- Born: c. 1950s San Juan, Puerto Rico
- Nationality: Puerto Rican
- Area(s): Cartoonist, Penciller
- Notable works: Turey el Taino

= Ricardo Álvarez-Rivón =

Puerto Rican comic book creator

Ricardo Álvarez-Rivón (born c. 1950) is the creator of Turey el Taino, Puerto Rico's most successful locally produced comic book-magazine.

==Early life==
Álvarez-Rivón, who drew comics since his childhood years, was born in San Juan, Puerto Rico and studied art and drawing in the University of Puerto Rico. Álvarez-Rivón wanted to come up with a different concept in comics, a comic which would entertain as well as educate children and adults alike. He then worked on an idea about a Taino and his adventures.

==Turey el Taino==
On October 26, 1989, Turey el Taino, published by Editorial Manos, made its debut in the news and magazine stands in stores all over Puerto Rico. Turey el Taino is what is known as a "comic magazine". Instead of the regular comic format, this comic comes in the form of a magazine. It was first printed in black and white. Turey is a lovable chubby guy with two sons and a very dominating wife. Turey goes on all kinds of adventures, accompanied by his best friend "Batu", the tribe witchdoctor "Baracutey" and "Tureycito", one of his sons. They either face the "ferocious" Caribs or fight evil spirits. The comic book is education-oriented, as it teaches how the Tainos must have lived before the arrival of the Spaniards. The comic book also contains a section where the letters and drawings from the fans are published. The first newspaper to publish the adventures of Turey was "El Mundo" of Puerto Rico. Soon, the adventures of Turey were being published in color in the Sunday newspaper pages of El Nuevo Día.
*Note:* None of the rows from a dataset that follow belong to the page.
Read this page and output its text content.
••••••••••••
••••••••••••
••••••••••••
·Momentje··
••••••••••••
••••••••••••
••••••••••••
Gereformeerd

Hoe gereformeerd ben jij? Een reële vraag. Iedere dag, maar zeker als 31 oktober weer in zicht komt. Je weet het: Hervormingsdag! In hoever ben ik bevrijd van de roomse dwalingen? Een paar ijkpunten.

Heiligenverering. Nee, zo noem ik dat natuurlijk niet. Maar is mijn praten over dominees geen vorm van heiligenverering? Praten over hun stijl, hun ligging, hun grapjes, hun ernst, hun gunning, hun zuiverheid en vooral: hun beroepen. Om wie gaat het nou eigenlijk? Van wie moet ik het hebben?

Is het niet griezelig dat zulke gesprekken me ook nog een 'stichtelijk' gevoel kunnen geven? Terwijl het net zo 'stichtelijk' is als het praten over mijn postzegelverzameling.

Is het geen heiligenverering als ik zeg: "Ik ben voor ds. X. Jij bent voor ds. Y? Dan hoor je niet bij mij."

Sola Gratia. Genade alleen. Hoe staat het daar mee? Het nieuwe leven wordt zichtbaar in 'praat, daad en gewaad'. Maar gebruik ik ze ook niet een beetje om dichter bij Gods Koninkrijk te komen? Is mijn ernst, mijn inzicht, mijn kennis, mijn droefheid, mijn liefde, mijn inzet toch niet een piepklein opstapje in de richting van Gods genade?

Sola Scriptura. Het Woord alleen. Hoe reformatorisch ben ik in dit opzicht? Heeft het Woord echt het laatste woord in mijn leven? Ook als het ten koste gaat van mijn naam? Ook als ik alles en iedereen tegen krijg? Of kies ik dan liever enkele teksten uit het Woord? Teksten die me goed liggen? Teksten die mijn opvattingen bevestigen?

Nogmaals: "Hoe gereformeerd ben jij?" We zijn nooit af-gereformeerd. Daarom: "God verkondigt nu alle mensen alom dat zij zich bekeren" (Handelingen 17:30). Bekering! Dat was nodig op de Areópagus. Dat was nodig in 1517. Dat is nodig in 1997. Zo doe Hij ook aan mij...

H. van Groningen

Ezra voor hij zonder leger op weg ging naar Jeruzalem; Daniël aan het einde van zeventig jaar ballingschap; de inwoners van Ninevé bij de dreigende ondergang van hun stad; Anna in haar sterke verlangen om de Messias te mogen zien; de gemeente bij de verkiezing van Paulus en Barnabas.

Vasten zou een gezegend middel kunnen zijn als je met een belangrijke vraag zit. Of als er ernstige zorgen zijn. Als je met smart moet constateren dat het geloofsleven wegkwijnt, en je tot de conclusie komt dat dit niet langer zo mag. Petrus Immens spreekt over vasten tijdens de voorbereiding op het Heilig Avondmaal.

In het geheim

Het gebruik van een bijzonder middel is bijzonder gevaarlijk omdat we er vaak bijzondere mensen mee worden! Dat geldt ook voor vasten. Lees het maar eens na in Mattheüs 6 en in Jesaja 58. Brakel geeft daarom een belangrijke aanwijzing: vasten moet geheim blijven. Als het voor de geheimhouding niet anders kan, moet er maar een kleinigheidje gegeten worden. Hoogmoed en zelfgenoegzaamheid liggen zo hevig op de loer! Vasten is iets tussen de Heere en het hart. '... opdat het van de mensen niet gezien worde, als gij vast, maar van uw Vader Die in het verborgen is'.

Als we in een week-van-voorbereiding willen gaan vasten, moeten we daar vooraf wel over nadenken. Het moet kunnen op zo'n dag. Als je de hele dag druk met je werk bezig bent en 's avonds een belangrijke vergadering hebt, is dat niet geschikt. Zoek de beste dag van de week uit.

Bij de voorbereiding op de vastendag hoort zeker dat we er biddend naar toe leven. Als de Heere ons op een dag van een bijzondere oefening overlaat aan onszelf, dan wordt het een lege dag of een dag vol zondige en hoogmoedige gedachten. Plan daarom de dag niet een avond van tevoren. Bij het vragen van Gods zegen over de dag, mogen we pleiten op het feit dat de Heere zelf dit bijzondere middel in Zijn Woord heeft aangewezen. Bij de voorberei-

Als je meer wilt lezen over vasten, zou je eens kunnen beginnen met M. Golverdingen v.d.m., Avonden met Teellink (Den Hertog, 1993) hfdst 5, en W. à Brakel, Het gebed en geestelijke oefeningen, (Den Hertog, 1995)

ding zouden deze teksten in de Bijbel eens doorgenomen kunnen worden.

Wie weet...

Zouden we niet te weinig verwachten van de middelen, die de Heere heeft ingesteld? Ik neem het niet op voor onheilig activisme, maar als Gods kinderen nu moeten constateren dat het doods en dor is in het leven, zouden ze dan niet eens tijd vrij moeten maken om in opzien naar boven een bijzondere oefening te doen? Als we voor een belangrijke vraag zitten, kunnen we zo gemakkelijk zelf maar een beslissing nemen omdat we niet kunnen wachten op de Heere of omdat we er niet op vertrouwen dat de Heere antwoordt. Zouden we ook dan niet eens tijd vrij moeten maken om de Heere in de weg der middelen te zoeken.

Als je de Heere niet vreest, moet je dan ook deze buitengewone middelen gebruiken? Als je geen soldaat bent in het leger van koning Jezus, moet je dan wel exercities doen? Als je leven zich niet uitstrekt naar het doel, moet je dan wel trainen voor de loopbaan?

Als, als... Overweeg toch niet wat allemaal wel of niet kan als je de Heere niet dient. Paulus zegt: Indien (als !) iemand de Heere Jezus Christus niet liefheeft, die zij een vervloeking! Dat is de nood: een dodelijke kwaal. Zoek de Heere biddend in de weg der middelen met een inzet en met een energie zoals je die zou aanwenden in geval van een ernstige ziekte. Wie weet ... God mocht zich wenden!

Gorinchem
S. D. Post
==Recognitions and honors==
The Institute of Puerto Rican Culture honored "Turey" by publishing a book on the character, which included a collection of the comic strips. "Turey" is also the principal figure on an educational pamphlet published by "ENDE" (El Nuevo Día Educador). The U.S. Postal Service honored "Turey el Taino" and his creator in 1999, by presenting a cancelled postal stamp and renaming the postal station in "Plaza Las Americas" in Puerto Rico, the "Turey Postal Station".
On November 10, 1999, The Puerto Rican House of Representatives, honored "Turey's" creator Ricardo Álvarez-Rivón and presented him with a plaque. Álvarez-Rivón continues to write and illustrate the "Turey" comic strips with the collaboration of his wife, Magali Álvarez-Rivón.